Not to worry, we have two other Windows computer's in the house, I'll try another one. I'll hand copy those notes if I need to! Computer number 2 couldn't open it either. And the third computer? Being older, it balked stubbornly at the whole affair.
My conclusion? - The CD was defective and I didn't know it! It never occurred to me to check my CDs after I burned the files onto them. I assumed that they were good to go. WRONG! It is bad enough to lose information which I couldn't copy, such as my email address book and browser book marks. It's even worse to lose information which I had taken care to back up! A hard lesson learned.

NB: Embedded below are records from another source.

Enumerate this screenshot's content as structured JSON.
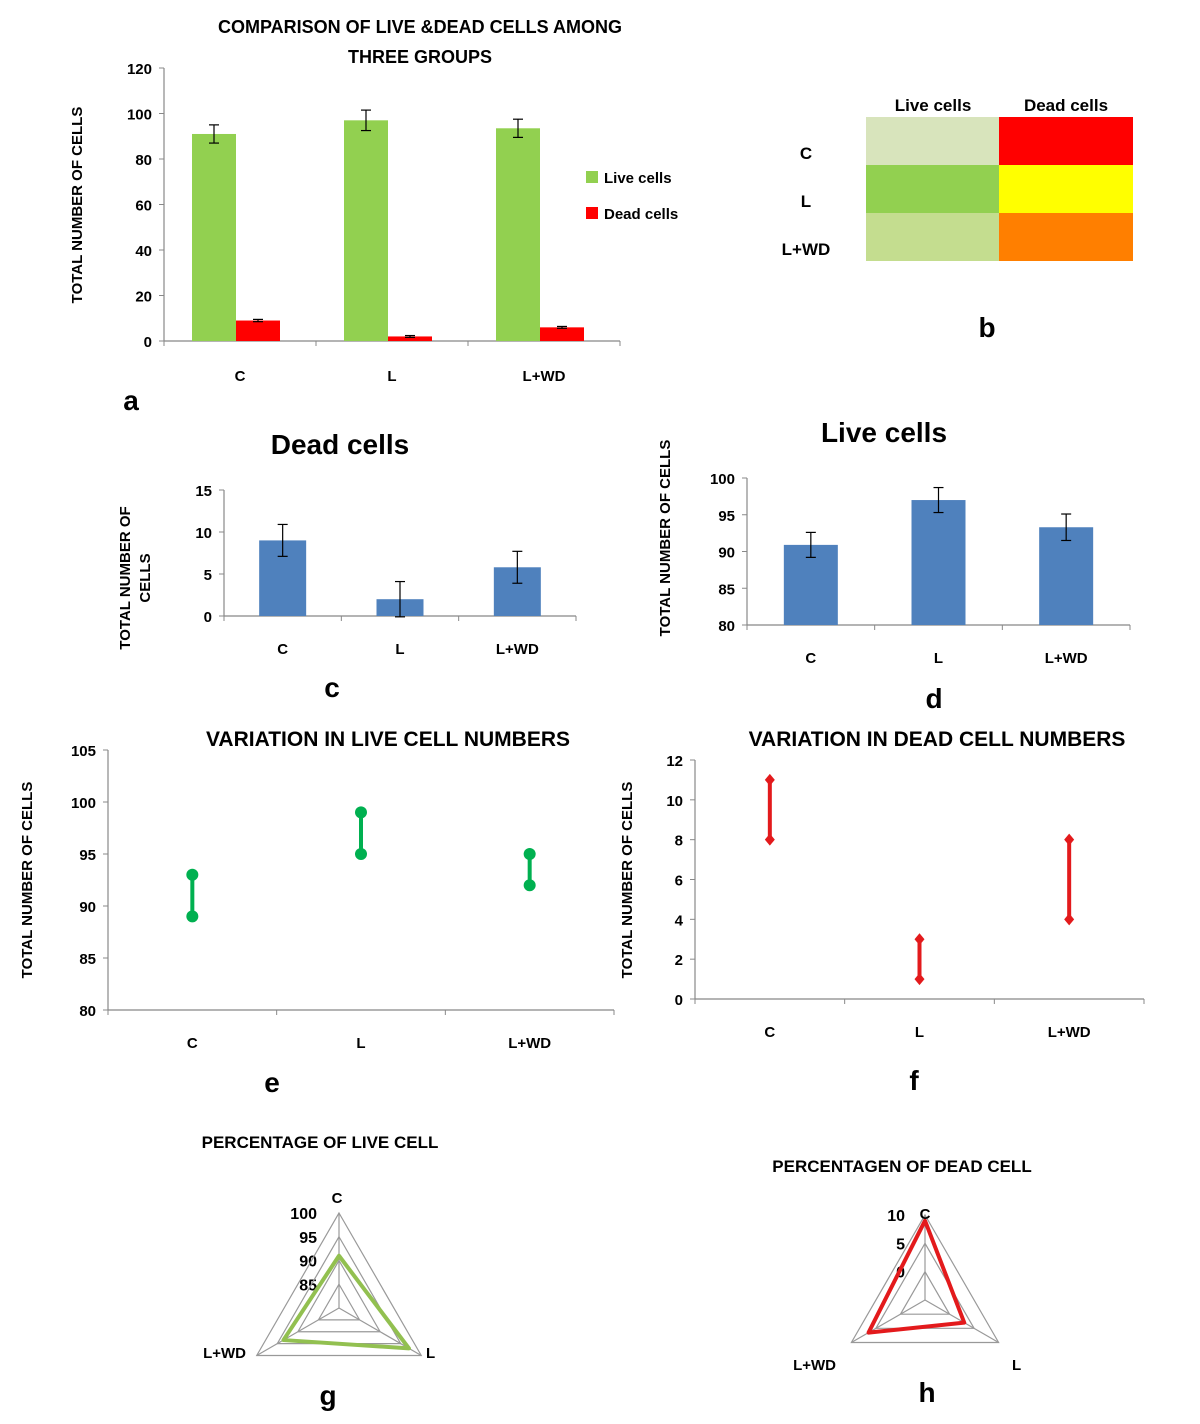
{
  "chart_data": [
    {
      "id": "a",
      "type": "bar",
      "panel_label": "a",
      "title_lines": [
        "COMPARISON OF LIVE &DEAD CELLS AMONG",
        "THREE GROUPS"
      ],
      "ylabel": "TOTAL NUMBER OF CELLS",
      "categories": [
        "C",
        "L",
        "L+WD"
      ],
      "ylim": [
        0,
        120
      ],
      "yticks": [
        "0",
        "20",
        "40",
        "60",
        "80",
        "100",
        "120"
      ],
      "series": [
        {
          "name": "Live cells",
          "color": "#92d050",
          "values": [
            91,
            97,
            93.5
          ],
          "errors": [
            4,
            4.5,
            4
          ]
        },
        {
          "name": "Dead cells",
          "color": "#ff0000",
          "values": [
            9,
            2,
            6
          ],
          "errors": [
            0.5,
            0.4,
            0.4
          ]
        }
      ],
      "legend_position": "right",
      "grid": false
    },
    {
      "id": "b",
      "type": "heatmap",
      "panel_label": "b",
      "columns": [
        "Live cells",
        "Dead cells"
      ],
      "rows": [
        "C",
        "L",
        "L+WD"
      ],
      "cell_colors": [
        [
          "#d8e4bc",
          "#ff0000"
        ],
        [
          "#92d050",
          "#ffff00"
        ],
        [
          "#c4dd8f",
          "#ff7f00"
        ]
      ]
    },
    {
      "id": "c",
      "type": "bar",
      "panel_label": "c",
      "title": "Dead cells",
      "ylabel_lines": [
        "TOTAL NUMBER OF",
        "CELLS"
      ],
      "categories": [
        "C",
        "L",
        "L+WD"
      ],
      "values": [
        9,
        2,
        5.8
      ],
      "errors": [
        1.9,
        2.1,
        1.9
      ],
      "ylim": [
        0,
        15
      ],
      "yticks": [
        "0",
        "5",
        "10",
        "15"
      ],
      "color": "#4f81bd",
      "grid": false
    },
    {
      "id": "d",
      "type": "bar",
      "panel_label": "d",
      "title": "Live cells",
      "ylabel": "TOTAL NUMBER OF CELLS",
      "categories": [
        "C",
        "L",
        "L+WD"
      ],
      "values": [
        90.9,
        97,
        93.3
      ],
      "errors": [
        1.7,
        1.7,
        1.8
      ],
      "ylim": [
        80,
        100
      ],
      "yticks": [
        "80",
        "85",
        "90",
        "95",
        "100"
      ],
      "color": "#4f81bd",
      "grid": false
    },
    {
      "id": "e",
      "type": "line",
      "subtype": "range",
      "panel_label": "e",
      "title": "VARIATION IN LIVE CELL NUMBERS",
      "ylabel": "TOTAL NUMBER OF CELLS",
      "categories": [
        "C",
        "L",
        "L+WD"
      ],
      "low": [
        89,
        95,
        92
      ],
      "high": [
        93,
        99,
        95
      ],
      "ylim": [
        80,
        105
      ],
      "yticks": [
        "80",
        "85",
        "90",
        "95",
        "100",
        "105"
      ],
      "color": "#00b050"
    },
    {
      "id": "f",
      "type": "line",
      "subtype": "range",
      "panel_label": "f",
      "title": "VARIATION IN DEAD CELL NUMBERS",
      "ylabel": "TOTAL NUMBER OF CELLS",
      "categories": [
        "C",
        "L",
        "L+WD"
      ],
      "low": [
        8,
        1,
        4
      ],
      "high": [
        11,
        3,
        8
      ],
      "ylim": [
        0,
        12
      ],
      "yticks": [
        "0",
        "2",
        "4",
        "6",
        "8",
        "10",
        "12"
      ],
      "color": "#e31a1c"
    },
    {
      "id": "g",
      "type": "radar",
      "panel_label": "g",
      "title": "PERCENTAGE OF LIVE CELL",
      "axes": [
        "C",
        "L",
        "L+WD"
      ],
      "values": [
        91,
        97,
        93.5
      ],
      "rlim": [
        80,
        100
      ],
      "rticks": [
        "85",
        "90",
        "95",
        "100"
      ],
      "color": "#92c050"
    },
    {
      "id": "h",
      "type": "radar",
      "panel_label": "h",
      "title": "PERCENTAGEN OF DEAD CELL",
      "axes": [
        "C",
        "L",
        "L+WD"
      ],
      "values": [
        9,
        3,
        6.5
      ],
      "rlim": [
        -5,
        10
      ],
      "rticks": [
        "0",
        "5",
        "10"
      ],
      "color": "#e31a1c"
    }
  ]
}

Day 3 –Dealing with the pre-installed software
The other thing about new computers is all the pre-installed software they come with. This is fine for new computer users, but I find that most of it doesn't suit my needs. Several programs are trial period based, and then I'd have to purchase them. Well, I've already spent enough on the thing. And besides, over the years I have found so much wonderful, free, open source software. I have come to develop preferences in regards to not only my browser and email program, but also firewall, anti-virus, anti-spyware, and office suite. I would honestly rather have the computer come with just an operating system and forget all the other stuff. I'll install it myself.
So replacing what I don't want, with what I do want, was quite time consuming. Some things refuse to exist peacefully side by side, such as anti-virus programs and firewalls. Other programs push and shove to be first, trying to open themselves instead of my preferred choices, such as web browsers and email programs. Some stuff I don't want because it serves no purpose for me, but it wants to report home for updates every time I connect to the Internet, clogging up the works and slowing down my surfing speed. And why should I download updates for something I don't use anyway? Some programs I'll never use, they just sit around on my hard drive and take up space which I'd rather have free for something else.
It wouldn't be so bad if the day had been simply time consuming, but darn it if some of the pre-installed stuff didn't put up a fuss. Some of it stubbornly refused to give way graciously, and some of it blatantly refused to cooperate at all.
Such it is with computers. My next step will be to partition my hard drive and install Linux on the second partition. My plan is that by the time my Norton subscription expires, I won't need Windows anymore at all.
Even so, while waiting on the computer to go through it's paces, I did manage to get a little knitting done on my Rare Breed Sweater. I was also able to measure the lace sampler warp for the Online Guild's Lace Weaving Workshop this month. Now that I'm finished messing with the computer, I can print out the instructions for the threading. That is, I'll print it as soon as I can figure out how to make the pre-installed Adobe Reader recognize my printer instead of "Microsoft Digital Image Starter Edition 2006", whatever that is.